You speak English? Ransomware study reveals commonly desired targets and need for talent recruitment




The threat of ransomware, as presented by statistics showing the frequency of these attacks, is already upon us.


However, a new study developed by a cybersecurity firm named KELA suggests that victims can get an advantage by understanding how ransomware operators usually work.


Advances like the use of Bitcoin and cryptocurrencies, along with the rise of ransomware-as-a-service, has made this kind of attack almost absurdly easy to pull off. With that in mind, hackers are looking at refining their target audiences – no pun intended.

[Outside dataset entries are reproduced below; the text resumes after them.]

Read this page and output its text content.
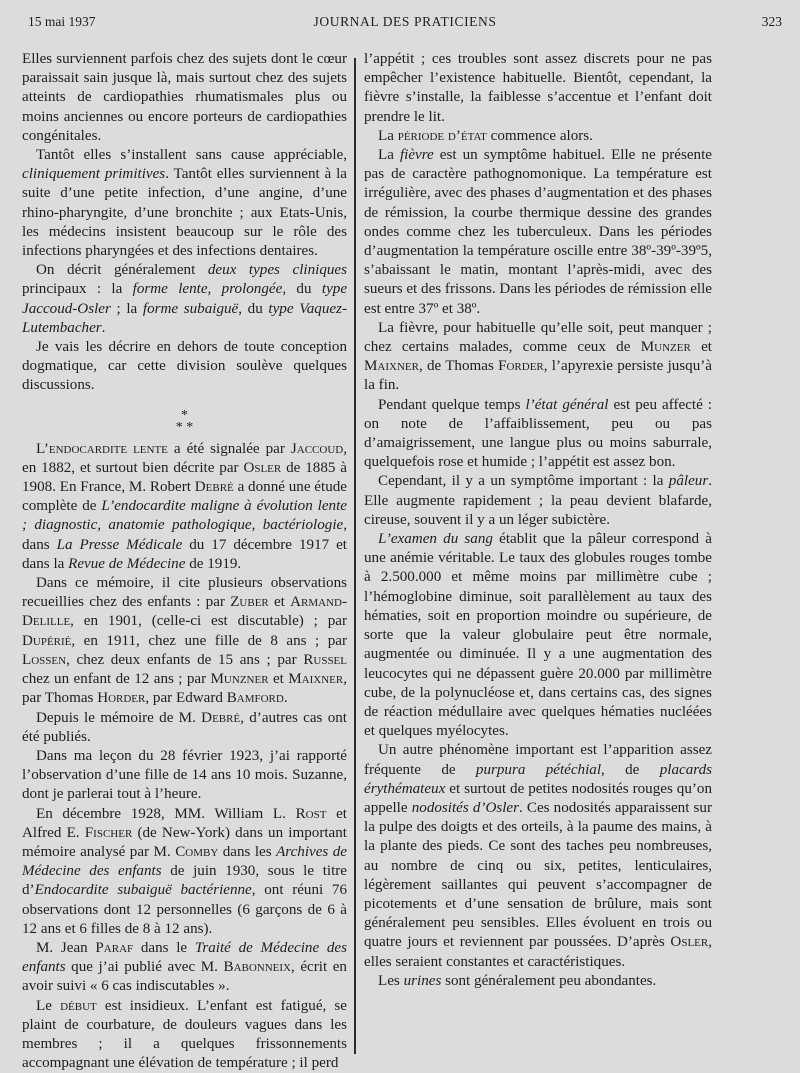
15 mai 1937	JOURNAL DES PRATICIENS	323

Elles surviennent parfois chez des sujets dont le cœur paraissait sain jusque là, mais surtout chez des sujets atteints de cardiopathies rhumatismales plus ou moins anciennes ou encore porteurs de cardiopathies congénitales.

Tantôt elles s’installent sans cause appréciable, cliniquement primitives. Tantôt elles surviennent à la suite d’une petite infection, d’une angine, d’une rhino-pharyngite, d’une bronchite ; aux Etats-Unis, les médecins insistent beaucoup sur le rôle des infections pharyngées et des infections dentaires.

On décrit généralement deux types cliniques principaux : la forme lente, prolongée, du type Jaccoud-Osler ; la forme subaiguë, du type Vaquez-Lutembacher.

Je vais les décrire en dehors de toute conception dogmatique, car cette division soulève quelques discussions.

*
* *

L’endocardite lente a été signalée par Jaccoud, en 1882, et surtout bien décrite par Osler de 1885 à 1908. En France, M. Robert Debré a donné une étude complète de L’endocardite maligne à évolution lente ; diagnostic, anatomie pathologique, bactériologie, dans La Presse Médicale du 17 décembre 1917 et dans la Revue de Médecine de 1919.

Dans ce mémoire, il cite plusieurs observations recueillies chez des enfants : par Zuber et Armand-Delille, en 1901, (celle-ci est discutable) ; par Dupérié, en 1911, chez une fille de 8 ans ; par Lossen, chez deux enfants de 15 ans ; par Russel chez un enfant de 12 ans ; par Munzner et Maixner, par Thomas Horder, par Edward Bamford.

Depuis le mémoire de M. Debré, d’autres cas ont été publiés.

Dans ma leçon du 28 février 1923, j’ai rapporté l’observation d’une fille de 14 ans 10 mois. Suzanne, dont je parlerai tout à l’heure.

En décembre 1928, MM. William L. Rost et Alfred E. Fischer (de New-York) dans un important mémoire analysé par M. Comby dans les Archives de Médecine des enfants de juin 1930, sous le titre d’Endocardite subaiguë bactérienne, ont réuni 76 observations dont 12 personnelles (6 garçons de 6 à 12 ans et 6 filles de 8 à 12 ans).

M. Jean Paraf dans le Traité de Médecine des enfants que j’ai publié avec M. Babonneix, écrit en avoir suivi « 6 cas indiscutables ».

Le début est insidieux. L’enfant est fatigué, se plaint de courbature, de douleurs vagues dans les membres ; il a quelques frissonnements accompagnant une élévation de température ; il perd

l’appétit ; ces troubles sont assez discrets pour ne pas empêcher l’existence habituelle. Bientôt, cependant, la fièvre s’installe, la faiblesse s’accentue et l’enfant doit prendre le lit.

La période d’état commence alors.

La fièvre est un symptôme habituel. Elle ne présente pas de caractère pathognomonique. La température est irrégulière, avec des phases d’augmentation et des phases de rémission, la courbe thermique dessine des grandes ondes comme chez les tuberculeux. Dans les périodes d’augmentation la température oscille entre 38º-39º-39º5, s’abaissant le matin, montant l’après-midi, avec des sueurs et des frissons. Dans les périodes de rémission elle est entre 37º et 38º.

La fièvre, pour habituelle qu’elle soit, peut manquer ; chez certains malades, comme ceux de Munzer et Maixner, de Thomas Forder, l’apyrexie persiste jusqu’à la fin.

Pendant quelque temps l’état général est peu affecté : on note de l’affaiblissement, peu ou pas d’amaigrissement, une langue plus ou moins saburrale, quelquefois rose et humide ; l’appétit est assez bon.

Cependant, il y a un symptôme important : la pâleur. Elle augmente rapidement ; la peau devient blafarde, cireuse, souvent il y a un léger subictère.

L’examen du sang établit que la pâleur correspond à une anémie véritable. Le taux des globules rouges tombe à 2.500.000 et même moins par millimètre cube ; l’hémoglobine diminue, soit parallèlement au taux des hématies, soit en proportion moindre ou supérieure, de sorte que la valeur globulaire peut être normale, augmentée ou diminuée. Il y a une augmentation des leucocytes qui ne dépassent guère 20.000 par millimètre cube, de la polynucléose et, dans certains cas, des signes de réaction médullaire avec quelques hématies nucléées et quelques myélocytes.

Un autre phénomène important est l’apparition assez fréquente de purpura pétéchial, de placards érythémateux et surtout de petites nodosités rouges qu’on appelle nodosités d’Osler. Ces nodosités apparaissent sur la pulpe des doigts et des orteils, à la paume des mains, à la plante des pieds. Ce sont des taches peu nombreuses, au nombre de cinq ou six, petites, lenticulaires, légèrement saillantes qui peuvent s’accompagner de picotements et d’une sensation de brûlure, mais sont généralement peu sensibles. Elles évoluent en trois ou quatre jours et reviennent par poussées. D’après Osler, elles seraient constantes et caractéristiques.

Les urines sont généralement peu abondantes.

The KELA study, as reported at ZDNet, points out several criteria for targets commonly considered to be better for ransomware attacks. Hackers, ZDNet writer Charlie Osborne suggests, are trying to find companies with over $100 million in revenue, and hackers tend to discard companies in healthcare and education, assumedly because these types of businesses have already battened down the hatches to a greater extent.


Another criteria is companies and networks in the developed world. Targets in places like Russia and developing countries, Osborne says, are not as desirable because the payouts aren’t as good.


With that in mind, hackers are trying to get around the language barrier.


“Because so many cybercriminal groups operate from foreign countries, chatroom negotiations make heavy use of Google Translate,” write Brian Fung and Claire Sebastian for CNN Business. “Terse, one-word or one-sentence messages from the hackers in broken English are the norm. Despite the language barrier, many bargaining encounters are wrapped up within 10 to 15 exchanges.”


Osborne’s story talks about hackers trying to hire people who can speak good English and write clean and compelling English copy as part of the path toward the negotiating table.


“RaaS operators are attempting to better monetize the stage of an attack when a victim will contact ransomware operators to negotiate a payment, but as language barriers can cause miscommunication, ransomware groups are trying to secure new team members able to manage conversational English.”


All of this suggest that companies that pay attention to how hackers work can better defend against a ubiquitous type of attack that has really proliferated in recent years. Cybersecurity also has its profound impact on technology markets, so think about this if you have related holdings in your portfolio. New cybersecurity advances could move markets!